I was mounting via rclone mount {bucket_rclone_profile}:{bucket_name} {mount_path} --daemon --daemon --daemon-wait 0 --allow-other --rc --vfs-cache-mode full && rclone rc vfs/refresh

landscapepainter commented 1 month ago

@concretevitamin @shethhriday29 Let me look into what other options we have to improve that performance.

landscapepainter commented 1 month ago

@concretevitamin @shethhriday29 @romilbhardwaj I did more research on some feasible options to improve performance of the current rclone vfs implementation, and it seems like I found what we wanted.

On top of @shethhriday29's implementation, I added the following two options:

From the following, you can see that with newly added options:

  1. it took only ~8 minutes for checkpoint files(~61G) to be completely uploaded to cloud storage since the files got started to be written by the training script. rng_state_1.pth is the very first file written by the script, and complete is the last one.
  2. the order of checkpoint files uploaded to cloud storage follows the order of creation of each file written by training script.

Screenshot 2024-05-29 at 11 15 45 PM

But we do need additional testing on CPU usage, how large the cache can get and it's implication, reading checkpoint when spot gets preempted(especially options related to reading), and etc.

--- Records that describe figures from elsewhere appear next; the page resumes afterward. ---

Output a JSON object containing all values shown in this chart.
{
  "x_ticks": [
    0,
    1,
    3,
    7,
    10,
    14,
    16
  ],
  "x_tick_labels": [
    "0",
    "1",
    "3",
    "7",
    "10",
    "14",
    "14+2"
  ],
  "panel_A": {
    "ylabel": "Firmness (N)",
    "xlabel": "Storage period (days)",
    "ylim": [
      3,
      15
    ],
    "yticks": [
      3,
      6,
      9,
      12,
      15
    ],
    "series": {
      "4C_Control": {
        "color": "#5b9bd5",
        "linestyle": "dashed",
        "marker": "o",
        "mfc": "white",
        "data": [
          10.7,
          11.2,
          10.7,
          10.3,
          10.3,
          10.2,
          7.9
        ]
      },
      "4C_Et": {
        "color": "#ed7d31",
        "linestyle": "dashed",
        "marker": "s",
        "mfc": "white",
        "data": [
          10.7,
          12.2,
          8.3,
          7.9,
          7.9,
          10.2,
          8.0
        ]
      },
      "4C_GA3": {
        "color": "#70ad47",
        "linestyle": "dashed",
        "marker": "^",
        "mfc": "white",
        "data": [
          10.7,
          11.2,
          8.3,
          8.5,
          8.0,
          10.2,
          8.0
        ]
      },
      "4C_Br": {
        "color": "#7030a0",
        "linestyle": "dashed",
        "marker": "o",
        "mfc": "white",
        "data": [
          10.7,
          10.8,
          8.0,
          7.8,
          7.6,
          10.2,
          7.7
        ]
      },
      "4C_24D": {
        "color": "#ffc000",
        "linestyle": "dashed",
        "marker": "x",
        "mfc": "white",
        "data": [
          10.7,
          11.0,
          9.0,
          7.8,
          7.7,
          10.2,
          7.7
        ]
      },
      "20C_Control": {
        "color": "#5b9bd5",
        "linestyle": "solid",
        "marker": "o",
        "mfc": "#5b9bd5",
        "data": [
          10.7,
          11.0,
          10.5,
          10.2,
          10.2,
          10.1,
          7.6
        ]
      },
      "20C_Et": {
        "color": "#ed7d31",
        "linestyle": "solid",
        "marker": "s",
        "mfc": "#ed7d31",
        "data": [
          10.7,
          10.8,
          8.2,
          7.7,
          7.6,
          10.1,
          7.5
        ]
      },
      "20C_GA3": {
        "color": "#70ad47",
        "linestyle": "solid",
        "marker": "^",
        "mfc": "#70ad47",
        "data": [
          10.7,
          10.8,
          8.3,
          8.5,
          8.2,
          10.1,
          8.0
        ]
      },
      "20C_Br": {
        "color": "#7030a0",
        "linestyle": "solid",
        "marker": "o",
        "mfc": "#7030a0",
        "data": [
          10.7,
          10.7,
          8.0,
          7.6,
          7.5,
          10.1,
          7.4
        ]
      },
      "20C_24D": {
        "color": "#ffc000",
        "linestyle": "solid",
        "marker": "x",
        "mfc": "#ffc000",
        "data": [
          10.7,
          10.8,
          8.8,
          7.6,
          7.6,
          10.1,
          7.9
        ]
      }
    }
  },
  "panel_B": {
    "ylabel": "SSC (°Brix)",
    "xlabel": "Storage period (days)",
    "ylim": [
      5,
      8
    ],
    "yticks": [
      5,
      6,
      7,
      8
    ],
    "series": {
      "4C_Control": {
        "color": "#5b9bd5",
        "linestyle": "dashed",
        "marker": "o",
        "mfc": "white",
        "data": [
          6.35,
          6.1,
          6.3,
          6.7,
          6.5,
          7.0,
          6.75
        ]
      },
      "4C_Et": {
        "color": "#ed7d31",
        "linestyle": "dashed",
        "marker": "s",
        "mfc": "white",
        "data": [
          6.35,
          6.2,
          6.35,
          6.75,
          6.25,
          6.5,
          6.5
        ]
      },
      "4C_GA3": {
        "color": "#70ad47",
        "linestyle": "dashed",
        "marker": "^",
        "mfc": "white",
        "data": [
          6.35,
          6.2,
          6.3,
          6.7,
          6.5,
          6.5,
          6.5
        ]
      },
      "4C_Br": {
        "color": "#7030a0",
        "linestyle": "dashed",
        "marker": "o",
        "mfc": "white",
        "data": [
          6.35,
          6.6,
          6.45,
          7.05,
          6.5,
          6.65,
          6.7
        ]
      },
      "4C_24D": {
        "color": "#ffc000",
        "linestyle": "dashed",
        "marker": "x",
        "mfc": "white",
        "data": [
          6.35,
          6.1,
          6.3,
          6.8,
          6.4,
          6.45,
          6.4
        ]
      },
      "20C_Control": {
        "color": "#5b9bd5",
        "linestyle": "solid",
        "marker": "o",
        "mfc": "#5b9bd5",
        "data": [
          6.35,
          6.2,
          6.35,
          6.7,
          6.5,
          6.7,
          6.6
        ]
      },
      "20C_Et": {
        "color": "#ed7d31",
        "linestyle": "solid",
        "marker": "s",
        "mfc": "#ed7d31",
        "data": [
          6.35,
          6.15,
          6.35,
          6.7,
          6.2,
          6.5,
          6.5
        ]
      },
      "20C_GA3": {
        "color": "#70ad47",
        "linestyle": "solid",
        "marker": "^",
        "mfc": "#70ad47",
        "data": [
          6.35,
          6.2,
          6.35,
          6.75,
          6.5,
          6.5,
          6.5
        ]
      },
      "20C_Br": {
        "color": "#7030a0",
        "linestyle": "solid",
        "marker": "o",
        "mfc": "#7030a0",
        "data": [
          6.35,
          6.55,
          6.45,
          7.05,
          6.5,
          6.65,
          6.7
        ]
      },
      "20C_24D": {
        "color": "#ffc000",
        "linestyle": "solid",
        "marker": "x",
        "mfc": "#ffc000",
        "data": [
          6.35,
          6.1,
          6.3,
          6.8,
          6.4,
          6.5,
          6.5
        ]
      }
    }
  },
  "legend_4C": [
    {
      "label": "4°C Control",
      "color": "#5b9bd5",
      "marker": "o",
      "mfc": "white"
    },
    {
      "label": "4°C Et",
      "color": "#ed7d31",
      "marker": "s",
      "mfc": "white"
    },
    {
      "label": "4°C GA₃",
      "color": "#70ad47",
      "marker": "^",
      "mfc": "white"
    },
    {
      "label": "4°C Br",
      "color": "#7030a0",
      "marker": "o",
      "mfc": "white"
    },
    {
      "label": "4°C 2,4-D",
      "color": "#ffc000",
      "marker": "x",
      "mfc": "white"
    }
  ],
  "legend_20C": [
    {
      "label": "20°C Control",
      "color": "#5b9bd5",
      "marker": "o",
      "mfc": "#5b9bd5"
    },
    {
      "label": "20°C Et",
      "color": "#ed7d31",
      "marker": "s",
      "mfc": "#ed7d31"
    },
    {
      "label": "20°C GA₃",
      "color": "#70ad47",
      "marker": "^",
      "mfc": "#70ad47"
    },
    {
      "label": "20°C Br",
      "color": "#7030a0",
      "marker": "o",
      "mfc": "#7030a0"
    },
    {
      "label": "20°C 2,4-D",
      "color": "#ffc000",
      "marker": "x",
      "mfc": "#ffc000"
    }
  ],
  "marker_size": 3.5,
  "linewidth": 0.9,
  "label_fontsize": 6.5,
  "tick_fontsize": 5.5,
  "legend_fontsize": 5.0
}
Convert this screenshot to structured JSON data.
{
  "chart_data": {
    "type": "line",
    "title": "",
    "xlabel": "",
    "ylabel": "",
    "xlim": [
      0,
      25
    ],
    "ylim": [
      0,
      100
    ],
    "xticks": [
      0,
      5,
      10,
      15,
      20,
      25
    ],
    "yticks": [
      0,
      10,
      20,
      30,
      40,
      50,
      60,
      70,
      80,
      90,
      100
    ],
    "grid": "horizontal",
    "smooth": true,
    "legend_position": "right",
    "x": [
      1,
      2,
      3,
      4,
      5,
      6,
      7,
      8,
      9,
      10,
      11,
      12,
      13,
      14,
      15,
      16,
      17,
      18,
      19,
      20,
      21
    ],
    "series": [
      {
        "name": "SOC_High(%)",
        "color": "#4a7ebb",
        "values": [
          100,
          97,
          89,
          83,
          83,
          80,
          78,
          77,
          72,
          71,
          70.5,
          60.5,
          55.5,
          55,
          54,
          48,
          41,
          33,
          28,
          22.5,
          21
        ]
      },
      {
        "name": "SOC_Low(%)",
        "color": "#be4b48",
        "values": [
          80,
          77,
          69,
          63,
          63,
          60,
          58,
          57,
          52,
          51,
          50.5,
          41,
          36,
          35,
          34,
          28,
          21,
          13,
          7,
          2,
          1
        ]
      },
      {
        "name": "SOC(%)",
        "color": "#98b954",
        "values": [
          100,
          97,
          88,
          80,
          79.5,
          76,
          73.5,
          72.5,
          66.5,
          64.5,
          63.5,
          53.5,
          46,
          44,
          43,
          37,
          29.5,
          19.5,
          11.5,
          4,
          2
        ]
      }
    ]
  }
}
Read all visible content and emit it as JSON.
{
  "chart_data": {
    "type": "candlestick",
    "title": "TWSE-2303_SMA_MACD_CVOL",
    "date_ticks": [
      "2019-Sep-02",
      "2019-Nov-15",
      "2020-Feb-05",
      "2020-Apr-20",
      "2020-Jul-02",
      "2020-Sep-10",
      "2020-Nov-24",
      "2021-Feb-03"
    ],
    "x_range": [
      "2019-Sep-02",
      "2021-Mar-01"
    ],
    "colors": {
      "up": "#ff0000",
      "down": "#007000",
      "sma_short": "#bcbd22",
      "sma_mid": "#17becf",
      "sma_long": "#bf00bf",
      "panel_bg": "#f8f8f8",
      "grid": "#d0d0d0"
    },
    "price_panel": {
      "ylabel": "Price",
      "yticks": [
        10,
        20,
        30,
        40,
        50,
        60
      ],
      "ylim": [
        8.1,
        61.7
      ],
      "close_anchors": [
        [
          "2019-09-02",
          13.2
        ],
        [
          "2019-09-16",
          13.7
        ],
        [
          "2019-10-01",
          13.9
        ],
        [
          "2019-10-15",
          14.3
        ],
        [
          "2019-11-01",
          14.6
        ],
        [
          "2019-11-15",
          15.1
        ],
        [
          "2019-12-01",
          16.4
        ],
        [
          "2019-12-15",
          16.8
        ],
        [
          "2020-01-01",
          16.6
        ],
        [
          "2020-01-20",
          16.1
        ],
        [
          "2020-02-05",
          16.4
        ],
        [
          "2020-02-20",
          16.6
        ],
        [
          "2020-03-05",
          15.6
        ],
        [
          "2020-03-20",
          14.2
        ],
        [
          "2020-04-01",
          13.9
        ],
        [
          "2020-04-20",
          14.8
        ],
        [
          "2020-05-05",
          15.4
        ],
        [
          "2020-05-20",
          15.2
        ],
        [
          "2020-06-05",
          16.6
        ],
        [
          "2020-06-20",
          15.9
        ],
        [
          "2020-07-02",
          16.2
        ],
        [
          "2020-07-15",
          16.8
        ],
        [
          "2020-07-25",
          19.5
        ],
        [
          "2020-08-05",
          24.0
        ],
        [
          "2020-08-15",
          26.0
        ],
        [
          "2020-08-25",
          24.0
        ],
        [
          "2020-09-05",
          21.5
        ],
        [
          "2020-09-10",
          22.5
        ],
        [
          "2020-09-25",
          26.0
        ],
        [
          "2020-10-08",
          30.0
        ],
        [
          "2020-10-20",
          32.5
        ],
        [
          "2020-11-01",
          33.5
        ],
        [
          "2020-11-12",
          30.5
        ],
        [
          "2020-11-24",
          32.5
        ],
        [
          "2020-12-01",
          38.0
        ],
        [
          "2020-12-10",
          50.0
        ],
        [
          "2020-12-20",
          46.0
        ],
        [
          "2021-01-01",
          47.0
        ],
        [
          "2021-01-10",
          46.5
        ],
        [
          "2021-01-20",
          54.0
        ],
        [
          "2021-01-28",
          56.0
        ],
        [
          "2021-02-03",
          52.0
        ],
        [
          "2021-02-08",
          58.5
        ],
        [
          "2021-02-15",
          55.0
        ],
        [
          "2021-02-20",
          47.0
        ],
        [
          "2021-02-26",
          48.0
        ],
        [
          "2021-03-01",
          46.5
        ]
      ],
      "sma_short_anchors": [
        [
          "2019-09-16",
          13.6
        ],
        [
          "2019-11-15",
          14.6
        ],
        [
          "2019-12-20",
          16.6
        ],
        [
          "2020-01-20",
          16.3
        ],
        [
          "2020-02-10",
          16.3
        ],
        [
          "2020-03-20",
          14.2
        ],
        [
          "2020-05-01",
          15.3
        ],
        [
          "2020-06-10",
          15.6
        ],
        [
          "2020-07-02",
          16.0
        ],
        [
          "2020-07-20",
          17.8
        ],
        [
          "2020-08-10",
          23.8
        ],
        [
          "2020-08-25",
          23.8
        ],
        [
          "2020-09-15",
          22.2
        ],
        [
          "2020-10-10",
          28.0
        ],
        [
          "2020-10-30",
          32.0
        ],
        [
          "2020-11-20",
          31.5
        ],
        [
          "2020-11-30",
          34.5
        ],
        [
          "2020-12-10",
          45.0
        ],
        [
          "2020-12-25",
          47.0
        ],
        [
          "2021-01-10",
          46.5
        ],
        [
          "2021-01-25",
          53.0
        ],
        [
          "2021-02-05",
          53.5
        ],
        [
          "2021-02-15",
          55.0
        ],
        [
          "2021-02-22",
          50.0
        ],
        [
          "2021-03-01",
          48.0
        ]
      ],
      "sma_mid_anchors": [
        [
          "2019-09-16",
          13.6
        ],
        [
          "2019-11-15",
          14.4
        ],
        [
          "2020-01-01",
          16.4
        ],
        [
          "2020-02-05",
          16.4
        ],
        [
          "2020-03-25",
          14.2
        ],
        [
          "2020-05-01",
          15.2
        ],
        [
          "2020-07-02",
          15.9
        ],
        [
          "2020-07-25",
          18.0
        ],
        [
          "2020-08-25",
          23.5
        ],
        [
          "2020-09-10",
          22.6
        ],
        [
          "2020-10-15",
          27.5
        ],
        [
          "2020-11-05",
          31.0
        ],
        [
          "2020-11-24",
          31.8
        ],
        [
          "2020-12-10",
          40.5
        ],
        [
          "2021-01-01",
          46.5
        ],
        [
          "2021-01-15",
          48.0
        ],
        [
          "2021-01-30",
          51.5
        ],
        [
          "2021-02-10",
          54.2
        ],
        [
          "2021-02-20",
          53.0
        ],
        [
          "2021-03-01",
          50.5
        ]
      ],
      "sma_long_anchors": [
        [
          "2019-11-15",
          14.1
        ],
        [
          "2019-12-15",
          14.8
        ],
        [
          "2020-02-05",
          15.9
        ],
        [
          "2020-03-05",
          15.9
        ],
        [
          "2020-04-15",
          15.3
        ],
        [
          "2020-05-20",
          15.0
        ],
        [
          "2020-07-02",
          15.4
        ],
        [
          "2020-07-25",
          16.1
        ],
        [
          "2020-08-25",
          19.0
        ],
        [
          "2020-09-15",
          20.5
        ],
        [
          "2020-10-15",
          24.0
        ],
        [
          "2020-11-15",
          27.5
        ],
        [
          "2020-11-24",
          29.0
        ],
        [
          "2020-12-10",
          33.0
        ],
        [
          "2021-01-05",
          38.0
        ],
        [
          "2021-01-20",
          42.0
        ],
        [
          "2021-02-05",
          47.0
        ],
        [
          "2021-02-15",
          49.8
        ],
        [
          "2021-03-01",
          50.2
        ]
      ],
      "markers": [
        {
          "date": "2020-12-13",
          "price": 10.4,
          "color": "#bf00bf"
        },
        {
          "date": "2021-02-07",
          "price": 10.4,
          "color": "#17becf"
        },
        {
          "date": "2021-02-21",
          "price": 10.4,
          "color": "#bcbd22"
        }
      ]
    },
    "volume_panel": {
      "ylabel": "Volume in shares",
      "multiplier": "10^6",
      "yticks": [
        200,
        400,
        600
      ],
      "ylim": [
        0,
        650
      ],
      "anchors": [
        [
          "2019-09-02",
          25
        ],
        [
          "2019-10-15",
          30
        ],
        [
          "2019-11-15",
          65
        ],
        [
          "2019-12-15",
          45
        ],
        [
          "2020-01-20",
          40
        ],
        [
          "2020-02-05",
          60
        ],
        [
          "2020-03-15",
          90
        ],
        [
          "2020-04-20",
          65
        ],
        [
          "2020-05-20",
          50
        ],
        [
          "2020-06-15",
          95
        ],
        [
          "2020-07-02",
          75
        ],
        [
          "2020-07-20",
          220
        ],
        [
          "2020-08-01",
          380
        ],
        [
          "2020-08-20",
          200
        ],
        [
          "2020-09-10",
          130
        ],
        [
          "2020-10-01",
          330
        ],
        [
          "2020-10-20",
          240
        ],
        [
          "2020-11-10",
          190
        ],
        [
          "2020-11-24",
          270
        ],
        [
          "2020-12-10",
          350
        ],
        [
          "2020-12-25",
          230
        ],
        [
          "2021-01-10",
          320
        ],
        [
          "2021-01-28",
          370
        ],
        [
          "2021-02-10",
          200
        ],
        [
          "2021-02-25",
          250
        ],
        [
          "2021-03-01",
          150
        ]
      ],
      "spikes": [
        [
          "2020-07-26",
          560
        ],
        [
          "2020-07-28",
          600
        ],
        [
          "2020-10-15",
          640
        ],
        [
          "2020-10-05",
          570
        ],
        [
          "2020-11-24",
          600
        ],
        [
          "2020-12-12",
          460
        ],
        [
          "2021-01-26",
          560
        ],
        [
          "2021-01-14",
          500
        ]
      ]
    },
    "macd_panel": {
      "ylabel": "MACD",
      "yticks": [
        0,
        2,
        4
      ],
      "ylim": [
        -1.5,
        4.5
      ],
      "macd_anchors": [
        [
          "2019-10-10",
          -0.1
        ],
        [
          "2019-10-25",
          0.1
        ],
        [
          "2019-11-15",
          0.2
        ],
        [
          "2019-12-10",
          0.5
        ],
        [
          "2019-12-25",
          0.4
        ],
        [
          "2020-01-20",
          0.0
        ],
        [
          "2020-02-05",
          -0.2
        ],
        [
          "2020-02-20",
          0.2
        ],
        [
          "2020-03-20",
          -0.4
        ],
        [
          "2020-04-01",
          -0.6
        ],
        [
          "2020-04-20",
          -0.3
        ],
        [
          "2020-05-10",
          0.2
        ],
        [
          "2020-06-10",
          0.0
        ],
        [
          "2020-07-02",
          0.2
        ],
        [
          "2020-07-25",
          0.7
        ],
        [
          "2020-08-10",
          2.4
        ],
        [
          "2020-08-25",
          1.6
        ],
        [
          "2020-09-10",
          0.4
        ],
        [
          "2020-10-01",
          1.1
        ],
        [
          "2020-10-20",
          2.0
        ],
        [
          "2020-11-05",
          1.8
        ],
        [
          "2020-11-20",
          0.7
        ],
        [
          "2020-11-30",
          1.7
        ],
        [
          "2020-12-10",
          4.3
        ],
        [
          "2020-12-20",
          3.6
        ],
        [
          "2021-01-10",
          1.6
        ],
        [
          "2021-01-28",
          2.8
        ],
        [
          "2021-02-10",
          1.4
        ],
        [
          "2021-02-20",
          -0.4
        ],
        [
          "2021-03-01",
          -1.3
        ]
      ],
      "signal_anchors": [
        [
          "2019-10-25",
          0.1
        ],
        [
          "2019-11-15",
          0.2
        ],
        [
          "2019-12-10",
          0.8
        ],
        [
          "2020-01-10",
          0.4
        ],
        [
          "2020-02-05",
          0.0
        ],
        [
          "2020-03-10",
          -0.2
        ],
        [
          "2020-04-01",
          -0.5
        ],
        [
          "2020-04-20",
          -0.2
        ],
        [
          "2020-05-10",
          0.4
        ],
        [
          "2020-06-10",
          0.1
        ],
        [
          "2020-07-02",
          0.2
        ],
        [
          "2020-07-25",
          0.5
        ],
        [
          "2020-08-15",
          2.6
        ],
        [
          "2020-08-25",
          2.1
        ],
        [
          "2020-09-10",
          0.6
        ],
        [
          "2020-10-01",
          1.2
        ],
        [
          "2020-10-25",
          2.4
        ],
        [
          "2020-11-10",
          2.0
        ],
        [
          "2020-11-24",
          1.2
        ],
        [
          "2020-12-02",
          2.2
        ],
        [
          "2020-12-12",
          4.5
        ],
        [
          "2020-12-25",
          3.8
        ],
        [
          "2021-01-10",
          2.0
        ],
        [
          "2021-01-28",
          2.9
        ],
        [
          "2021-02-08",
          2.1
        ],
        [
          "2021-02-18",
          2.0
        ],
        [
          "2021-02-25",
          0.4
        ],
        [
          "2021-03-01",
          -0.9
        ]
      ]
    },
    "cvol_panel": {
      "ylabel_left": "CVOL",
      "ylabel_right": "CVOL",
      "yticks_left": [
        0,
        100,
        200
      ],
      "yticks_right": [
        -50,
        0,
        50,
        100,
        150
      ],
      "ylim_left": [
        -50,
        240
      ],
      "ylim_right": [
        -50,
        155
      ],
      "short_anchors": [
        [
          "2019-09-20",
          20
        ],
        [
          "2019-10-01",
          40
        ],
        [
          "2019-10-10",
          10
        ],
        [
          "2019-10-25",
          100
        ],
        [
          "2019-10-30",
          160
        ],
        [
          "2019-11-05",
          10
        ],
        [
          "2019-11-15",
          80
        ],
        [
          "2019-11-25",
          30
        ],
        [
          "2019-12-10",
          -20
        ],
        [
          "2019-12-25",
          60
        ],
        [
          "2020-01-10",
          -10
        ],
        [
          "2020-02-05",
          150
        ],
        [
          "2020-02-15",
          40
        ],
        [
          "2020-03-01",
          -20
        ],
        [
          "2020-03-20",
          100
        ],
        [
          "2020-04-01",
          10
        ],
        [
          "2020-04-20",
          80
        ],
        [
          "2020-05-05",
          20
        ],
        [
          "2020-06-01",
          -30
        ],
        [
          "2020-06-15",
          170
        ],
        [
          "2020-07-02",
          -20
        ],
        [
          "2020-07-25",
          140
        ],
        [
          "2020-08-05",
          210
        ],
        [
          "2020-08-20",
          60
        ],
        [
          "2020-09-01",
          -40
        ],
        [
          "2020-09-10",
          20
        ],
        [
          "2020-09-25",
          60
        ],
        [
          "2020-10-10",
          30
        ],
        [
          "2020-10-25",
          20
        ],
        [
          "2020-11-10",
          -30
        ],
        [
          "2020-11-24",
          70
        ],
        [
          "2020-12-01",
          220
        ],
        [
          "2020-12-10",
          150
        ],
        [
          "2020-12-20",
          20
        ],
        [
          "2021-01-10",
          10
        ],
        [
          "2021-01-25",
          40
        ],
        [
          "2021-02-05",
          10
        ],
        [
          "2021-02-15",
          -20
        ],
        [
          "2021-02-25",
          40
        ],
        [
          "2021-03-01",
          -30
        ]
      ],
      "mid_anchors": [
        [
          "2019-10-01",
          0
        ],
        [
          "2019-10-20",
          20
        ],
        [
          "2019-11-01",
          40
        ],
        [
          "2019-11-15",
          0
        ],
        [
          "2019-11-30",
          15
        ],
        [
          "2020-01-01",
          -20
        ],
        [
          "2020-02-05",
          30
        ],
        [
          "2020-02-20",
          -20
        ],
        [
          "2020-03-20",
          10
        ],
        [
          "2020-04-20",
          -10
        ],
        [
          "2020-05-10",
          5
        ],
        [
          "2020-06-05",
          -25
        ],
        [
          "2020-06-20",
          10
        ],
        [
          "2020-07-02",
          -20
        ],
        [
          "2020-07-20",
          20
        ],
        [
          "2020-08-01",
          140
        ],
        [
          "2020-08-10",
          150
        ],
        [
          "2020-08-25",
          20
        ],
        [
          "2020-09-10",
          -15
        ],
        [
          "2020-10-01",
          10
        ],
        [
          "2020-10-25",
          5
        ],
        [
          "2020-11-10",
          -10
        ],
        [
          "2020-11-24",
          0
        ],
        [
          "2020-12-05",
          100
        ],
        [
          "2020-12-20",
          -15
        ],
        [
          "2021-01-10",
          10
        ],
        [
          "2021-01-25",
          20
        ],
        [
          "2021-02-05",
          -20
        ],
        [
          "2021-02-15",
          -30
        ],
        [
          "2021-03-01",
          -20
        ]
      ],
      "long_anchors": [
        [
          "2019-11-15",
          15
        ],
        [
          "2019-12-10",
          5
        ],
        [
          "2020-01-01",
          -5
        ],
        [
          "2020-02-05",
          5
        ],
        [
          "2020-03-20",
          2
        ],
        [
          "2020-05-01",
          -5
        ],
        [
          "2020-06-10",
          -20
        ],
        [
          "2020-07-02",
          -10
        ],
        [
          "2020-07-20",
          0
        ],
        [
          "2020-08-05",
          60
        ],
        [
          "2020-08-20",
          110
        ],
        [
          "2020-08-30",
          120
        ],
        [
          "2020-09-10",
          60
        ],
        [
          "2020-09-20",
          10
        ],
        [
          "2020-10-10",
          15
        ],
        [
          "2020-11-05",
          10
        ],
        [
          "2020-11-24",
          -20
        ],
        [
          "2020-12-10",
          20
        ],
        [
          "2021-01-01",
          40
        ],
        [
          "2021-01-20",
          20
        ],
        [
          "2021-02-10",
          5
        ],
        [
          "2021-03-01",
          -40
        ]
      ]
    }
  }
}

We should add additional options like --cache-dir to specify the directory of the cache just like we were doing for CSYNC.

landscapepainter commented 4 weeks ago

Two additional discoveries on goofys and latest gcsfuse version 2.2.0.

  1. The time training script takes to write the checkpoint with MOUNT mode using goofys on S3 is on par with CSYNC and rclone with additional options, which explains the high throughput on s3 with goofys that @shethhriday29 discovered.

  2. Measured the same metric for latest gcsfuse version, 2.2.0. We currently have 1.3.0 running with MOUNT mode, and there was a good amount of performance improvement with the verison updates. I'll submit a PR for this update.

Screenshot 2024-05-30 at 5 41 42 PM

cc @romilbhardwaj @concretevitamin

shethhriday29 commented 4 weeks ago

Wow, this is awesome @landscapepainter ! Are the additional options just --vfs-cache-poll-interval 10s and --transfers 1? Also, from the graph, it doesn't look like there's a big difference in the performance of rclone vfs with or without the additional options — am I missing something?